Lopata Hall, Room 101
Cost Models for Parallel Programs
If a program takes time T to run on one processor, how long will it take to run on P processors? This is a fundamental question when designing parallel algorithms, programs and languages, and answering it has been the subject of decades of work. The program of bounded implementations pioneered by Blelloch and Greiner in the 1990s gives a framework for relating parallel programs to abstract dependency graphs, using existing results about such graphs to give reasonable bounds on time and space cost, and then showing that an implementation of the program or language can realize these bounds.

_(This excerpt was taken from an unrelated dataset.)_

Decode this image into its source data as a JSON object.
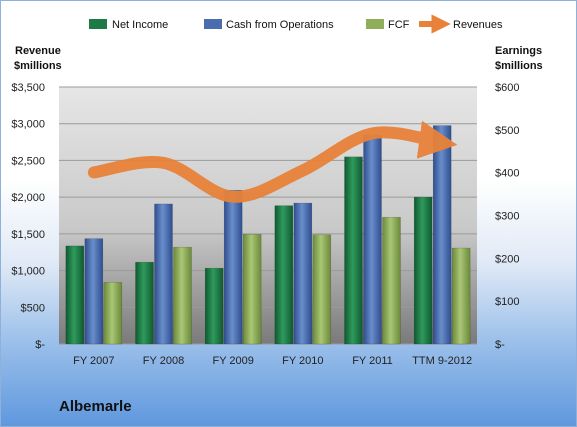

In this talk, I will argue that the framework of bounded implementations should be seen not as a historical artifact but as a blueprint for exploring new problems in parallel computing and for designing new parallel languages. I will then describe how we are applying this blueprint to reason about a new and important class of parallel programs: interactive programs for which a suitable notion of cost must account for responsiveness and not just throughput. We have extended the dependency graph-based cost models to account for responsiveness. In turn, these models have influenced the development of our languages and techniques by helping us reason about and eliminate performance pitfalls, such as priority inversions, that arise in this new setting.
Stefan earned his PhD at Carnegie Mellon University in September 2018. His thesis work, advised by Prof. Umut Acar, focused on the design of languages and cost analysis techniques for parallel interactive programs. He is continuing to study cost semantics and how they can be used to analyze the responsiveness of software as a postdoctoral fellow under Prof. Jan Hoffmann at CMU.